All’escalation dei toni oggi si aggiunge anche il presidente francese Emmanuel Macron: “L’invio di truppe occidentali in Ucraina non può essere escluso”. Cosa che ovviamente suscita la reazione russa: “Con truppe in Ucraina guerra inevitabile”, fanno sapere dal Cremlino.
Un crescendo di affermazioni pesanti che a Boni Castellane non torna: “Vorrei far notare tre elementi, a mio parere estremamente interessanti: il primo, il non chiarissimo accordo annunciato dal nostro Presidente del Consiglio di sostegno militare all’Ucraina, che è solo un auspicio, in quanto siamo una colonia e non possiamo permetterci di sostenere nessuno. Quindi annunciare un’identificazione totale tra Italia e Ucraina ha dei toni inquietanti.
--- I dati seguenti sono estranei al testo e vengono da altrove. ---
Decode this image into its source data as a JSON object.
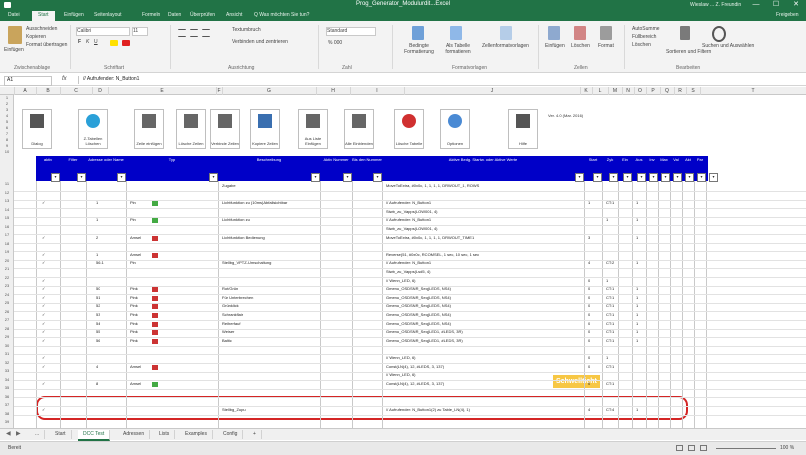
{
  "window": {
    "title": "Prog_Generator_Modulurdit...Excel",
    "account": "Wieslaw ... Z. Freundin",
    "controls": [
      "—",
      "☐",
      "✕"
    ]
  },
  "ribbon_tabs": [
    "Datei",
    "Start",
    "Einfügen",
    "Seitenlayout",
    "Formeln",
    "Daten",
    "Überprüfen",
    "Ansicht",
    "Q Was möchten Sie tun?"
  ],
  "ribbon_tabs_right": "Freigeben",
  "ribbon": {
    "clipboard": {
      "paste": "Einfügen",
      "cut": "Ausschneiden",
      "copy": "Kopieren",
      "format_painter": "Format übertragen",
      "label": "Zwischenablage"
    },
    "font": {
      "name": "Calibri",
      "size": "11",
      "label": "Schriftart"
    },
    "alignment": {
      "wrap": "Textumbruch",
      "merge": "Verbinden und zentrieren",
      "label": "Ausrichtung"
    },
    "number": {
      "format": "Standard",
      "label": "Zahl"
    },
    "styles": {
      "conditional": "Bedingte Formatierung",
      "as_table": "Als Tabelle formatieren",
      "cell_styles": "Zellenformatvorlagen",
      "label": "Formatvorlagen"
    },
    "cells": {
      "insert": "Einfügen",
      "delete": "Löschen",
      "format": "Format",
      "label": "Zellen"
    },
    "editing": {
      "autosum": "AutoSumme",
      "fill": "Füllbereich",
      "clear": "Löschen",
      "sort": "Sortieren und Filtern",
      "find": "Suchen und Auswählen",
      "label": "Bearbeiten"
    }
  },
  "formula_bar": {
    "name_box": "A1",
    "fx": "fx",
    "value": "// Aufrufender: N_Button1"
  },
  "columns": [
    "A",
    "B",
    "C",
    "D",
    "E",
    "F",
    "G",
    "H",
    "I",
    "J",
    "K",
    "L",
    "M",
    "N",
    "O",
    "P",
    "Q",
    "R",
    "S",
    "T"
  ],
  "rows": [
    "1",
    "2",
    "3",
    "4",
    "5",
    "6",
    "7",
    "8",
    "9",
    "10",
    "11",
    "12",
    "13",
    "14",
    "15",
    "16",
    "17",
    "18",
    "19",
    "20",
    "21",
    "22",
    "23",
    "24",
    "25",
    "26",
    "27",
    "28",
    "29",
    "30",
    "31",
    "32",
    "33",
    "34",
    "35",
    "36",
    "37",
    "38",
    "39",
    "40",
    "41",
    "42",
    "43",
    "44",
    "45",
    "46",
    "47"
  ],
  "macro_buttons": [
    {
      "label": "Dialog",
      "icon": "edit-pen-icon"
    },
    {
      "label": "Z-Tabellen Löschen",
      "icon": "infinity-icon"
    },
    {
      "label": "Zeile einfügen",
      "icon": "insert-row-icon"
    },
    {
      "label": "Lösche Zeilen",
      "icon": "delete-row-icon"
    },
    {
      "label": "Verbinde Zeilen",
      "icon": "merge-row-icon"
    },
    {
      "label": "Kopiere Zeilen",
      "icon": "copy-row-icon"
    },
    {
      "label": "Aus Liste Einfügen",
      "icon": "list-insert-icon"
    },
    {
      "label": "Alle Einblenden",
      "icon": "show-all-icon"
    },
    {
      "label": "Lösche Tabelle",
      "icon": "stop-icon"
    },
    {
      "label": "Optionen",
      "icon": "spinner-icon"
    },
    {
      "label": "Hilfe",
      "icon": "help-person-icon"
    }
  ],
  "info_text": "Ver. 4.0 (Mar. 2016)",
  "table_header": [
    {
      "label": "aktiv"
    },
    {
      "label": "Filter"
    },
    {
      "label": "Adresse oder Name"
    },
    {
      "label": "Typ"
    },
    {
      "label": "Beschreibung"
    },
    {
      "label": "Aktiv Nummer"
    },
    {
      "label": "Bis den Nummer"
    },
    {
      "label": "Aktive Bedg. Startw. oder Aktive Werte"
    },
    {
      "label": "Start"
    },
    {
      "label": "Zyk"
    },
    {
      "label": "Ein"
    },
    {
      "label": "Aus"
    },
    {
      "label": "Inv"
    },
    {
      "label": "Max"
    },
    {
      "label": "Val"
    },
    {
      "label": "Akt"
    },
    {
      "label": "Par"
    },
    {
      "label": "Dbl"
    }
  ],
  "data_rows": [
    {
      "a": "",
      "c": "",
      "d": "",
      "sw": "",
      "e": "Zugabe",
      "h": "MoveToExtra, #0x0c, 1, 1, 1, 1, DRWOUT_1, ROWS",
      "n1": "",
      "n2": "",
      "n3": ""
    },
    {
      "a": "",
      "c": "",
      "d": "",
      "sw": "",
      "e": "",
      "h": "",
      "n1": "",
      "n2": "",
      "n3": ""
    },
    {
      "a": "✓",
      "c": "1",
      "d": "Pin",
      "sw": "#44aa44",
      "e": "Lichtfunktion zu (10ms)Abfallsichtbar",
      "h": "// Aufrufender: N_Button1",
      "n1": "1",
      "n2": "CT:1",
      "n3": "1"
    },
    {
      "a": "",
      "c": "",
      "d": "",
      "sw": "",
      "e": "",
      "h": "Stwb_zu_Vapps(LOW001, 4)",
      "n1": "",
      "n2": "",
      "n3": ""
    },
    {
      "a": "",
      "c": "1",
      "d": "Pin",
      "sw": "#44aa44",
      "e": "Lichtfunktion zu",
      "h": "// Aufrufender: N_Button1",
      "n1": "",
      "n2": "1",
      "n3": "1"
    },
    {
      "a": "",
      "c": "",
      "d": "",
      "sw": "",
      "e": "",
      "h": "Stwb_zu_Vapps(LOW001, 4)",
      "n1": "",
      "n2": "",
      "n3": ""
    },
    {
      "a": "✓",
      "c": "2",
      "d": "Amsel",
      "sw": "#cc3333",
      "e": "Lichtfunktion Bedienung",
      "h": "MoveToExtra, #0x0c, 1, 1, 1, 1, DRWOUT_TIME1",
      "n1": "3",
      "n2": "",
      "n3": "1"
    },
    {
      "a": "",
      "c": "",
      "d": "",
      "sw": "",
      "e": "",
      "h": "",
      "n1": "",
      "n2": "",
      "n3": ""
    },
    {
      "a": "✓",
      "c": "1",
      "d": "Amsel",
      "sw": "#cc3333",
      "e": "",
      "h": "Reverse(51, #0x0c, RCOMSEL, 1 sec, 10 sec, 1 sec",
      "n1": "",
      "n2": "",
      "n3": ""
    },
    {
      "a": "✓",
      "c": "56.1",
      "d": "Pin",
      "sw": "",
      "e": "Stellbg_VPTZ-Umschaltung",
      "h": "// Aufrufender: N_Button1",
      "n1": "4",
      "n2": "CT:2",
      "n3": "1"
    },
    {
      "a": "",
      "c": "",
      "d": "",
      "sw": "",
      "e": "",
      "h": "Stwb_zu_Vapps(Lsd5, 4)",
      "n1": "",
      "n2": "",
      "n3": ""
    },
    {
      "a": "✓",
      "c": "",
      "d": "",
      "sw": "",
      "e": "",
      "h": "// Wenn_LED, 6)",
      "n1": "0",
      "n2": "1",
      "n3": ""
    },
    {
      "a": "✓",
      "c": "50",
      "d": "Pink",
      "sw": "#cc3333",
      "e": "Rot/Grün",
      "h": "Gmenu_OSDSNR_Seq(LEDS, NS4)",
      "n1": "0",
      "n2": "CT:1",
      "n3": "1"
    },
    {
      "a": "✓",
      "c": "51",
      "d": "Pink",
      "sw": "#cc3333",
      "e": "Für Unterbrechen",
      "h": "Gmenu_OSDSNR_Seq(LEDS, NS4)",
      "n1": "0",
      "n2": "CT:1",
      "n3": "1"
    },
    {
      "a": "✓",
      "c": "52",
      "d": "Pink",
      "sw": "#cc3333",
      "e": "Grünklick",
      "h": "Gmenu_OSDSNR_Seq(LEDS, NS4)",
      "n1": "0",
      "n2": "CT:1",
      "n3": "1"
    },
    {
      "a": "✓",
      "c": "53",
      "d": "Pink",
      "sw": "#cc3333",
      "e": "Schrankflair",
      "h": "Gmenu_OSDSNR_Seq(LEDS, NS4)",
      "n1": "0",
      "n2": "CT:1",
      "n3": "1"
    },
    {
      "a": "✓",
      "c": "54",
      "d": "Pink",
      "sw": "#cc3333",
      "e": "Reiherfauf",
      "h": "Gmenu_OSDSNR_Seq(LEDS, NS4)",
      "n1": "0",
      "n2": "CT:1",
      "n3": "1"
    },
    {
      "a": "✓",
      "c": "55",
      "d": "Pink",
      "sw": "#cc3333",
      "e": "Weiser",
      "h": "Gmenu_OSDSNR_Seq(LED1, #LEDS, 3R)",
      "n1": "0",
      "n2": "CT:1",
      "n3": "1"
    },
    {
      "a": "✓",
      "c": "56",
      "d": "Pink",
      "sw": "#cc3333",
      "e": "Baltic",
      "h": "Gmenu_OSDSNR_Seq(LED1, #LEDS, 3R)",
      "n1": "0",
      "n2": "CT:1",
      "n3": "1"
    },
    {
      "a": "",
      "c": "",
      "d": "",
      "sw": "",
      "e": "",
      "h": "",
      "n1": "",
      "n2": "",
      "n3": ""
    },
    {
      "a": "✓",
      "c": "",
      "d": "",
      "sw": "",
      "e": "",
      "h": "// Wenn_LED, 6)",
      "n1": "0",
      "n2": "1",
      "n3": ""
    },
    {
      "a": "✓",
      "c": "4",
      "d": "Amsel",
      "sw": "#cc3333",
      "e": "",
      "h": "Const(LN(4), 12, #LEDS, 3, 137)",
      "n1": "0",
      "n2": "CT:1",
      "n3": ""
    },
    {
      "a": "",
      "c": "",
      "d": "",
      "sw": "",
      "e": "",
      "h": "// Wenn_LED, 6)",
      "n1": "",
      "n2": "",
      "n3": ""
    },
    {
      "a": "✓",
      "c": "8",
      "d": "Amsel",
      "sw": "#44aa44",
      "e": "",
      "h": "Const(LN(4), 12, #LEDS, 3, 137)",
      "n1": "0",
      "n2": "CT:1",
      "n3": ""
    },
    {
      "a": "",
      "c": "",
      "d": "",
      "sw": "",
      "e": "",
      "h": "",
      "n1": "",
      "n2": "",
      "n3": ""
    },
    {
      "a": "",
      "c": "",
      "d": "",
      "sw": "",
      "e": "",
      "h": "",
      "n1": "",
      "n2": "",
      "n3": ""
    },
    {
      "a": "✓",
      "c": "",
      "d": "",
      "sw": "",
      "e": "Stellbg_Zupu",
      "h": "// Aufrufender: N_Button1(2) zu Table_LN(4), 1)",
      "n1": "4",
      "n2": "CT:4",
      "n3": "1"
    }
  ],
  "highlight_badge": "Schwellticht",
  "sheet_tabs": [
    "...",
    "Start",
    "DCC Test",
    "Adressen",
    "Lists",
    "Examples",
    "Config",
    "+"
  ],
  "active_sheet": "DCC Test",
  "status": {
    "ready": "Bereit",
    "zoom": "100 %"
  }
}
Il secondo elemento, le liste di proscrizione di Zelensky che auspica si prendano delle misure contro i filo putiniani italiani “espellendoli”. Calenda da parte sua, ha detto che saprebbe da dove iniziare e chi possa essere il primo della lista. Infine oggi, Macron ha affermato di non escludere l’invio di truppe Nato contro l’Ucraina: significherebbe prepararsi all’inizio della Guerra mondiale nucleare“.
Ma cos’è che non quadra? Dov’è il filo rosso?
“Mettendo insieme questi tre elementi ne risulta un climax di toni così surreali e forzati che, a mio parere, c’è qualcosa che non sappiamo.
Probabilmente dietro le quinte sta accadendo qualcosa. E’ possibile che i successi russi si stiano consolidando, quindi a margine di trattative che forse sono in corso, c’è un gioco di contrappesi che deve essere messo in campo a favore di una parte piuttosto che dell’altra”.